I am attempting a bash script to run several git commands in sequence to update a repository. The command I concatenate at the end works if I manually input it into a terminal, but inside the bash script it doesn't do anything. What is the bash syntax error I am making?

cmd1="cd $myGitRepo"
cmd2="git add --all"
cmd3="git commit -m \"test commit msg\""
cmd4="git push"
cmd="$cmd1 && $cmd2 && $cmd3 && $cmd4"
echo "$cmd"
$cmd

Answer 1

When faced with a problem like this, use the debug tools, such as the echo debugger, or the -x flag:

bash-3.2$ cmd="echo foo && echo bar"
bash-3.2$ $cmd
foo && echo bar
bash-3.2$ 

This shows that && is not treated as syntax when it is the result of a shell variable. Equivalently:

bash-3.2$ set -x
bash-3.2$ $cmd
+ echo foo '&&' echo bar
foo && echo bar
bash-3.2$ 

The -x flag tells the shell to print out each command, preceded by the + marker, before running it.

(You could get this treated as syntax by adding eval in front, but in general this is not a very good plan.)

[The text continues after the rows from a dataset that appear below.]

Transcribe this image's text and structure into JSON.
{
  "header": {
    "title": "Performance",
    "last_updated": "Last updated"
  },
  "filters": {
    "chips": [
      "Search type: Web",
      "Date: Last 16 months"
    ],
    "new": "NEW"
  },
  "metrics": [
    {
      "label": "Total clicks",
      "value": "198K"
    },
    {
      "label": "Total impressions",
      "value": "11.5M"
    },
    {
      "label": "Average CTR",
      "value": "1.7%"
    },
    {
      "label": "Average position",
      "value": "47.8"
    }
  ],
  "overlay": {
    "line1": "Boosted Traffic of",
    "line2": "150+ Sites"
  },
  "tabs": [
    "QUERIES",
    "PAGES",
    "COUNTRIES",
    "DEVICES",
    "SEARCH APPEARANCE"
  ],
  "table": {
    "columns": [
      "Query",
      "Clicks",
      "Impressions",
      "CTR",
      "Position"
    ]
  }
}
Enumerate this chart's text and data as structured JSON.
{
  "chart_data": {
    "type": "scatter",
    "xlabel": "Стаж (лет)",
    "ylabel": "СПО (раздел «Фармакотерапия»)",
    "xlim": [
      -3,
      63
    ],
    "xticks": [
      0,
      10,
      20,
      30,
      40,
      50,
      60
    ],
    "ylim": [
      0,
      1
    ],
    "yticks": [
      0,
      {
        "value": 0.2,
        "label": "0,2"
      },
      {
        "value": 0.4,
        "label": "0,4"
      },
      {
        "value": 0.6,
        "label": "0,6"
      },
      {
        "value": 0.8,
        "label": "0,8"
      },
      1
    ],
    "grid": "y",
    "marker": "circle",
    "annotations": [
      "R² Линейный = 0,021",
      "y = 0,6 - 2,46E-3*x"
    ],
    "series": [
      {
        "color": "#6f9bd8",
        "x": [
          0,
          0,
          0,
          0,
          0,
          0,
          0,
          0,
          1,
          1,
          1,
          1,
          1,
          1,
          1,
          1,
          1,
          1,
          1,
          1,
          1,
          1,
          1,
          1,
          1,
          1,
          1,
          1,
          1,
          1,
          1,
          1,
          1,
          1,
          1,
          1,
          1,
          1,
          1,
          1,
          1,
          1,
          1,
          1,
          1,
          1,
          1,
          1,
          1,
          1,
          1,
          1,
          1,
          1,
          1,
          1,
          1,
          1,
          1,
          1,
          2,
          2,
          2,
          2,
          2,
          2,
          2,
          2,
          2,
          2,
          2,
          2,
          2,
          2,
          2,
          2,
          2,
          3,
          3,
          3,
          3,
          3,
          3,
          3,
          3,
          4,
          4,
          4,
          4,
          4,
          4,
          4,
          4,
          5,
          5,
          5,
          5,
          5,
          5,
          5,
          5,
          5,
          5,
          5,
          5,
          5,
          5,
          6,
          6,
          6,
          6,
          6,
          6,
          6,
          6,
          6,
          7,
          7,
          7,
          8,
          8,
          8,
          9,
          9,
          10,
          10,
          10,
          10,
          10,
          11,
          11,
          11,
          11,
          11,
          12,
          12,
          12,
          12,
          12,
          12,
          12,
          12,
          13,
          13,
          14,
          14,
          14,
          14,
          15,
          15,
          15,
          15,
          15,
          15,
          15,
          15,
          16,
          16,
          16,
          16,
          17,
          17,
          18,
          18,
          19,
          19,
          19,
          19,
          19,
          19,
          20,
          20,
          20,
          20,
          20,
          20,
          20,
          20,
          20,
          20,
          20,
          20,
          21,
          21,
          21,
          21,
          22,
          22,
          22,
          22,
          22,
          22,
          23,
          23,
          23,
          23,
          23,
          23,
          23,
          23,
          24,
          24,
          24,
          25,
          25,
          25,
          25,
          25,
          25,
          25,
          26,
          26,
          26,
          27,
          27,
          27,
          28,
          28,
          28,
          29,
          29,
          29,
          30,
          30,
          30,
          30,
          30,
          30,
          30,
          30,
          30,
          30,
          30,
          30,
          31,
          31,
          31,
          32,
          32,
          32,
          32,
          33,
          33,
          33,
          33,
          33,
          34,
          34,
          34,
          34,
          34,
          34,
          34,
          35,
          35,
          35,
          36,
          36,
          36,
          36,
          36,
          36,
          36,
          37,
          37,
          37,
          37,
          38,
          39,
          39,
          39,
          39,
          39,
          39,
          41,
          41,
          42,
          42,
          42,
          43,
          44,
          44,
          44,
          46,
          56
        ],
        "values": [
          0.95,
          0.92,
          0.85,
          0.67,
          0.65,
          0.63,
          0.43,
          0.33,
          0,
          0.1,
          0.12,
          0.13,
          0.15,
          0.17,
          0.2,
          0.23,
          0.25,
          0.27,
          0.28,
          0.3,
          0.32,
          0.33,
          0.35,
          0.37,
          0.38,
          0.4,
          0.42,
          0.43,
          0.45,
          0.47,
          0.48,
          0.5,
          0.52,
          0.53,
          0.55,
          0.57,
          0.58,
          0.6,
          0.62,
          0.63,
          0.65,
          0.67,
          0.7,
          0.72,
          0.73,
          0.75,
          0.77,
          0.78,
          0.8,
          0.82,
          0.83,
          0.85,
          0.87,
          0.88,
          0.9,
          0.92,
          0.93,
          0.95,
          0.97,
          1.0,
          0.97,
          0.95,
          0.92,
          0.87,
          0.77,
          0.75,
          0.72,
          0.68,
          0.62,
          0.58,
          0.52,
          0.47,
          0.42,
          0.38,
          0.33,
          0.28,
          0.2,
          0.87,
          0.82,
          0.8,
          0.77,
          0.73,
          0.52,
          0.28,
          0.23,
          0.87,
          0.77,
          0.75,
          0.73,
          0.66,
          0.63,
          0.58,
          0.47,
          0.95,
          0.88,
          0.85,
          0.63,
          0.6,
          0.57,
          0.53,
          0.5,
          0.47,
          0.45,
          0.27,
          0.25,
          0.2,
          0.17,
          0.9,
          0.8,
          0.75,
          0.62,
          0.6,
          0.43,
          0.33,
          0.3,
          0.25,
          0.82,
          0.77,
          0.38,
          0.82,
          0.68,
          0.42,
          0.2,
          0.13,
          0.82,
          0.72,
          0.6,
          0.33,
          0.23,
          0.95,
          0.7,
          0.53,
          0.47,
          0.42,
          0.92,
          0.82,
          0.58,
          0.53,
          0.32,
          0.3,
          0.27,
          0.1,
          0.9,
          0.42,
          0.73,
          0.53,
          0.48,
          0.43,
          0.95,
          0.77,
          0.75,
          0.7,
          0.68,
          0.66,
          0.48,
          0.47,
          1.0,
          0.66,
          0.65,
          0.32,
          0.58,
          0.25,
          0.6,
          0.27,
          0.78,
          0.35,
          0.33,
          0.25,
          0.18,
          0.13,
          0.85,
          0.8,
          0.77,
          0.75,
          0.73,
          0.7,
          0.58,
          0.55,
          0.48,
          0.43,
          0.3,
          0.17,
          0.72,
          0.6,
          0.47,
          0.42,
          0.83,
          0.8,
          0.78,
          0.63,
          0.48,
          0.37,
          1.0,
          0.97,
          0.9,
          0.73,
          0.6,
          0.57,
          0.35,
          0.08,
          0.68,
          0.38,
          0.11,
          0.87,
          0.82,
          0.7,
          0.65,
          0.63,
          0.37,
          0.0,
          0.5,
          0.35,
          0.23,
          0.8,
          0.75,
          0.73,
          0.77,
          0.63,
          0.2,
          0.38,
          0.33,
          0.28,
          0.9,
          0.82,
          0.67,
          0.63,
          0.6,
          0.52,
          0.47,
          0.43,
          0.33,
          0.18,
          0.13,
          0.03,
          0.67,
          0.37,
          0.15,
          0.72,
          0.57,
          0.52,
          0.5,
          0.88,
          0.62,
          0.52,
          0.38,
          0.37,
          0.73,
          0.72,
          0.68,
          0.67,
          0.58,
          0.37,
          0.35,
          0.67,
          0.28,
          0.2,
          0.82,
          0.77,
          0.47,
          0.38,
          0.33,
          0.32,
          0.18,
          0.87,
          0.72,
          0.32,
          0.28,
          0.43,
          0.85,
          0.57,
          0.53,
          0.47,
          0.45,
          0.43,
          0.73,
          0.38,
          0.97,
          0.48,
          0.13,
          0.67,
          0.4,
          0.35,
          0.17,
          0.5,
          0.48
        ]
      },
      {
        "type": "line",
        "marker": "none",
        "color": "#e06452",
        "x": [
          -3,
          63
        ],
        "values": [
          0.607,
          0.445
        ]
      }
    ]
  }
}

Is there some reason not to just write the actual commands you want done, e.g.:

cd $myGitRepo && git add --all && git commit -m "test commit msg" && git push

as the body of your script?

If you want to automatically exit after a failing command, sh and bash both support set -e; bash gives this the additional name errexit (as a -o option). So set -e tells the shell to exit immediately if any of the simple commands fail:

set -e
cd $myGitRepo
git add --all
git commit -m "test commit msg"
git push

(To end -e behavior, simply set +e.)